Identification of a Hidden, Highly Aggregation-Prone Intermediate of Full-Length TDP-43 That Triggers its Misfolding and Amyloid Aggregation.

In cells, TDP-43 is a crucial protein that can form harmful amyloid aggregates linked to fatal and incurable human neurodegenerative disorders. Normally, TDP-43 exists in a smaller soluble native state that prevents aggregation. However, aging and stress can destabilize this native state, leading to the formation of disease-causing amyloid aggregates via the formation of partially unfolded, high-energy intermediates with a greater tendency to aggregate.

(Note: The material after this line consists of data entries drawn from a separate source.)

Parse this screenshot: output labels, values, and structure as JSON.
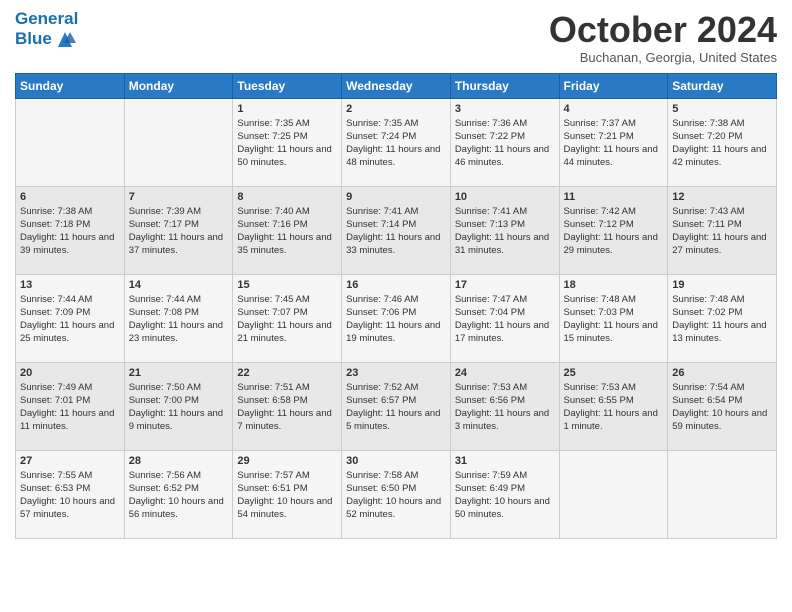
{
  "header": {
    "logo_general": "General",
    "logo_blue": "Blue",
    "title": "October 2024",
    "location": "Buchanan, Georgia, United States"
  },
  "days_of_week": [
    "Sunday",
    "Monday",
    "Tuesday",
    "Wednesday",
    "Thursday",
    "Friday",
    "Saturday"
  ],
  "weeks": [
    [
      {
        "day": "",
        "sunrise": "",
        "sunset": "",
        "daylight": ""
      },
      {
        "day": "",
        "sunrise": "",
        "sunset": "",
        "daylight": ""
      },
      {
        "day": "1",
        "sunrise": "Sunrise: 7:35 AM",
        "sunset": "Sunset: 7:25 PM",
        "daylight": "Daylight: 11 hours and 50 minutes."
      },
      {
        "day": "2",
        "sunrise": "Sunrise: 7:35 AM",
        "sunset": "Sunset: 7:24 PM",
        "daylight": "Daylight: 11 hours and 48 minutes."
      },
      {
        "day": "3",
        "sunrise": "Sunrise: 7:36 AM",
        "sunset": "Sunset: 7:22 PM",
        "daylight": "Daylight: 11 hours and 46 minutes."
      },
      {
        "day": "4",
        "sunrise": "Sunrise: 7:37 AM",
        "sunset": "Sunset: 7:21 PM",
        "daylight": "Daylight: 11 hours and 44 minutes."
      },
      {
        "day": "5",
        "sunrise": "Sunrise: 7:38 AM",
        "sunset": "Sunset: 7:20 PM",
        "daylight": "Daylight: 11 hours and 42 minutes."
      }
    ],
    [
      {
        "day": "6",
        "sunrise": "Sunrise: 7:38 AM",
        "sunset": "Sunset: 7:18 PM",
        "daylight": "Daylight: 11 hours and 39 minutes."
      },
      {
        "day": "7",
        "sunrise": "Sunrise: 7:39 AM",
        "sunset": "Sunset: 7:17 PM",
        "daylight": "Daylight: 11 hours and 37 minutes."
      },
      {
        "day": "8",
        "sunrise": "Sunrise: 7:40 AM",
        "sunset": "Sunset: 7:16 PM",
        "daylight": "Daylight: 11 hours and 35 minutes."
      },
      {
        "day": "9",
        "sunrise": "Sunrise: 7:41 AM",
        "sunset": "Sunset: 7:14 PM",
        "daylight": "Daylight: 11 hours and 33 minutes."
      },
      {
        "day": "10",
        "sunrise": "Sunrise: 7:41 AM",
        "sunset": "Sunset: 7:13 PM",
        "daylight": "Daylight: 11 hours and 31 minutes."
      },
      {
        "day": "11",
        "sunrise": "Sunrise: 7:42 AM",
        "sunset": "Sunset: 7:12 PM",
        "daylight": "Daylight: 11 hours and 29 minutes."
      },
      {
        "day": "12",
        "sunrise": "Sunrise: 7:43 AM",
        "sunset": "Sunset: 7:11 PM",
        "daylight": "Daylight: 11 hours and 27 minutes."
      }
    ],
    [
      {
        "day": "13",
        "sunrise": "Sunrise: 7:44 AM",
        "sunset": "Sunset: 7:09 PM",
        "daylight": "Daylight: 11 hours and 25 minutes."
      },
      {
        "day": "14",
        "sunrise": "Sunrise: 7:44 AM",
        "sunset": "Sunset: 7:08 PM",
        "daylight": "Daylight: 11 hours and 23 minutes."
      },
      {
        "day": "15",
        "sunrise": "Sunrise: 7:45 AM",
        "sunset": "Sunset: 7:07 PM",
        "daylight": "Daylight: 11 hours and 21 minutes."
      },
      {
        "day": "16",
        "sunrise": "Sunrise: 7:46 AM",
        "sunset": "Sunset: 7:06 PM",
        "daylight": "Daylight: 11 hours and 19 minutes."
      },
      {
        "day": "17",
        "sunrise": "Sunrise: 7:47 AM",
        "sunset": "Sunset: 7:04 PM",
        "daylight": "Daylight: 11 hours and 17 minutes."
      },
      {
        "day": "18",
        "sunrise": "Sunrise: 7:48 AM",
        "sunset": "Sunset: 7:03 PM",
        "daylight": "Daylight: 11 hours and 15 minutes."
      },
      {
        "day": "19",
        "sunrise": "Sunrise: 7:48 AM",
        "sunset": "Sunset: 7:02 PM",
        "daylight": "Daylight: 11 hours and 13 minutes."
      }
    ],
    [
      {
        "day": "20",
        "sunrise": "Sunrise: 7:49 AM",
        "sunset": "Sunset: 7:01 PM",
        "daylight": "Daylight: 11 hours and 11 minutes."
      },
      {
        "day": "21",
        "sunrise": "Sunrise: 7:50 AM",
        "sunset": "Sunset: 7:00 PM",
        "daylight": "Daylight: 11 hours and 9 minutes."
      },
      {
        "day": "22",
        "sunrise": "Sunrise: 7:51 AM",
        "sunset": "Sunset: 6:58 PM",
        "daylight": "Daylight: 11 hours and 7 minutes."
      },
      {
        "day": "23",
        "sunrise": "Sunrise: 7:52 AM",
        "sunset": "Sunset: 6:57 PM",
        "daylight": "Daylight: 11 hours and 5 minutes."
      },
      {
        "day": "24",
        "sunrise": "Sunrise: 7:53 AM",
        "sunset": "Sunset: 6:56 PM",
        "daylight": "Daylight: 11 hours and 3 minutes."
      },
      {
        "day": "25",
        "sunrise": "Sunrise: 7:53 AM",
        "sunset": "Sunset: 6:55 PM",
        "daylight": "Daylight: 11 hours and 1 minute."
      },
      {
        "day": "26",
        "sunrise": "Sunrise: 7:54 AM",
        "sunset": "Sunset: 6:54 PM",
        "daylight": "Daylight: 10 hours and 59 minutes."
      }
    ],
    [
      {
        "day": "27",
        "sunrise": "Sunrise: 7:55 AM",
        "sunset": "Sunset: 6:53 PM",
        "daylight": "Daylight: 10 hours and 57 minutes."
      },
      {
        "day": "28",
        "sunrise": "Sunrise: 7:56 AM",
        "sunset": "Sunset: 6:52 PM",
        "daylight": "Daylight: 10 hours and 56 minutes."
      },
      {
        "day": "29",
        "sunrise": "Sunrise: 7:57 AM",
        "sunset": "Sunset: 6:51 PM",
        "daylight": "Daylight: 10 hours and 54 minutes."
      },
      {
        "day": "30",
        "sunrise": "Sunrise: 7:58 AM",
        "sunset": "Sunset: 6:50 PM",
        "daylight": "Daylight: 10 hours and 52 minutes."
      },
      {
        "day": "31",
        "sunrise": "Sunrise: 7:59 AM",
        "sunset": "Sunset: 6:49 PM",
        "daylight": "Daylight: 10 hours and 50 minutes."
      },
      {
        "day": "",
        "sunrise": "",
        "sunset": "",
        "daylight": ""
      },
      {
        "day": "",
        "sunrise": "",
        "sunset": "",
        "daylight": ""
      }
    ]
  ]
}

These intermediates are crucial in the early stages of amyloid formation and are challenging to study due to their low stability. Understanding the structure of these early aggregation-prone states of TDP-43 is essential for designing effective treatments for TDP-43 proteinopathies. Targeting these initial intermediates could be more effective than focusing on fully formed amyloid aggregates. By disrupting the aggregation process at this early stage, we may be able to prevent the progression of diseases related to TDP-43 aggregation. Hence, we decided to uncover the hidden, high-energy intermediates in equilibrium with the native states of TDP-43 by modulating the thermodynamic stability of the soluble native dimer (N form) and monomeric molten globular state (MG form) of full-length TDP-43. The thermodynamic modulation performed in the current study successfully revealed the highly aggregation-prone intermediate of full-length TDP-43, i.e., PUF. Moreover, we observed that along with high aggregation propensity, the aggregation kinetics and mechanisms of PUF differ from previously identified intermediates of full-length TDP-43 (the MG and I forms). The information regarding the initial aggregation-prone state of full-length TDP-43 could lead to therapies for amyloid diseases by halting early protein aggregation.